Das Krankheitsbild zeigt sich nach der Infektion innerhalb von 2-3 Wochen. Die Symptome ähneln zunächst denen einer leichten Erkältung. Dazu gehören Schnupfen, leichtes Fieber und Kopfschmerzen. Typisch ist ein Anschwellen der Lymphkoten an Hals und Nacken sowie Gelenkschmerzen und Hautausschlag (Exanthem), der sich innerhalb von 24 Stunden über den gesamten Körper ausbreitet. Nach etwa 3 Tagen verschwinden die Hautveränderungen mitsamt den übrigen Symptomen wieder. Nur selten kommt es im Kindesalter zu Komplikationen wie einer Bronchitis oder Gelenk- Hirn-, Mittelohr- oder Herzentzündungen. Komplikationen werden häufiger, je älter ein Infizierter ist. Ein Infizierter ist bereits 1 Woche, bevor der Hautausschlag auftritt, ansteckend. Die Ansteckungsfähigkeit besteht auch noch 1 Woche, nachdem die Hautveränderungen wieder verschwunden sind.

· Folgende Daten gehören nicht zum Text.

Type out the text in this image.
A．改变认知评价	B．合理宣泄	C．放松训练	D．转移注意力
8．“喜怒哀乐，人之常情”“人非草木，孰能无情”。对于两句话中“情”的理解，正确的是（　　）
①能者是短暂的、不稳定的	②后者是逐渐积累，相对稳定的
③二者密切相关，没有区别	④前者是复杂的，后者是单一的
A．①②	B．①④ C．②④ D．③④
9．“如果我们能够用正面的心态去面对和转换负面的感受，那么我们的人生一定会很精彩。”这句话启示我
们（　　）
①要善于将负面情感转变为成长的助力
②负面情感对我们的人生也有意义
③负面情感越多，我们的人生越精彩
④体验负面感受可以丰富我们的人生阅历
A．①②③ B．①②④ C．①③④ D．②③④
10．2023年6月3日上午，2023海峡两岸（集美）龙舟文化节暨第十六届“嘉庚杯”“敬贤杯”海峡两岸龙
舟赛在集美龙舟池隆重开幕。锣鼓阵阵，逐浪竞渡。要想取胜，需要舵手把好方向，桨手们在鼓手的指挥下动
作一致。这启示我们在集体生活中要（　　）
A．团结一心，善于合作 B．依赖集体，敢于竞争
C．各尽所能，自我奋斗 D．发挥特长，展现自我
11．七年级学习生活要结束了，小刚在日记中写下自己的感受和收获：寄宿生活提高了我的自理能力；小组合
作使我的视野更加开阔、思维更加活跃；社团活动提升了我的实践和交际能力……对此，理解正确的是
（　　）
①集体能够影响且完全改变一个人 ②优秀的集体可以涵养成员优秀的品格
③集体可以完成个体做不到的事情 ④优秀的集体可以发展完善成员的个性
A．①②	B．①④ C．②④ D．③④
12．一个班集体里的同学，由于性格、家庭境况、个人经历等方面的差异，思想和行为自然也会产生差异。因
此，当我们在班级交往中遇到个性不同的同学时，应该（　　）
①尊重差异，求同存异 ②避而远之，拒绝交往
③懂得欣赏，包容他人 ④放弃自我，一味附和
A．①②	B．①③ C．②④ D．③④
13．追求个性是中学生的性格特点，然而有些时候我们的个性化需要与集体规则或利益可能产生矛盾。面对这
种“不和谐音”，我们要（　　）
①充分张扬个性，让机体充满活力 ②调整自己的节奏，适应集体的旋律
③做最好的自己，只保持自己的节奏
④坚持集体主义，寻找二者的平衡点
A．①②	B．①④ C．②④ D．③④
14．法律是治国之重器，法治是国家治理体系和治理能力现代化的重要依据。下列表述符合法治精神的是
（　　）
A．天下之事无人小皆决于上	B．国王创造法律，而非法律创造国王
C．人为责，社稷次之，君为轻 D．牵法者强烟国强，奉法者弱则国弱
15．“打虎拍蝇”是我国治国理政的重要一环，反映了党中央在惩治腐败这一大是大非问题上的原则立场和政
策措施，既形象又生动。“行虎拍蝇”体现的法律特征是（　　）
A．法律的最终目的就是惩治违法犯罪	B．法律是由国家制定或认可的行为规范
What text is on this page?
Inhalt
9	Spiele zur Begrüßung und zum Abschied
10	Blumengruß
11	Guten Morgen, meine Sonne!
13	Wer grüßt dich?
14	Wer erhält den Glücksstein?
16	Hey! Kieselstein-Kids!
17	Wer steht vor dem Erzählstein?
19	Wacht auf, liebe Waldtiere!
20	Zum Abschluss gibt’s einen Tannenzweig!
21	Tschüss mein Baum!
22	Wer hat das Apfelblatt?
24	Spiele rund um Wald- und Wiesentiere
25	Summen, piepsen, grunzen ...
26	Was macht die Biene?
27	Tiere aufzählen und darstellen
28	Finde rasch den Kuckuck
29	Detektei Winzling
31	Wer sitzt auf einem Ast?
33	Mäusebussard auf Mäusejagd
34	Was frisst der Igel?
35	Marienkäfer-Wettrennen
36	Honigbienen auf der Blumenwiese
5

Röteln in der Schwangerschaft

Gefährlich:
Röteln in der Schwangerschaft

Während der Schwangerschaft ist eine Rötelinfektion gefährlich, weil die Viren auf dem Blutweg und über die Plazenta auf das Ungeborene übertreten können. Ob und wie stark das sich entwickelnde Kind geschädigt wird, hängt davon ab, zu welchem Zeitpunkt der Schwangerschaft die Infektion erfolgt. Ereignet sich die Infektion in den ersten 3 Monaten, können schwere Missbildungen oder der Tod des Fetus die Folge sein.

Besonders diejenigen Organe, die sich zum Infektionszeitpunkt in einem sensiblen Stadium der Entwicklung befinden (Ohr, Auge, Herz, Nervensystem) sind von der Vireninvasion betroffen. Am häufigsten kommt es zu Innenohrtaubheit, Trübungen der Augenlinse, Herzfehlern, Fehlentwicklungen des Gehirns und Spina bifida, dem so genannten offenen Rücken. Wird das ungeborene Kind nach dem 4. Schwangerschaftsmonat infiziert, sind Missbildungen sehr viel seltener zu bebachten. Es kann dann aber zu chronischen Röteln kommen, wobei auch nach der Geburt noch über längere Zeit Viren ausgeschieden werden.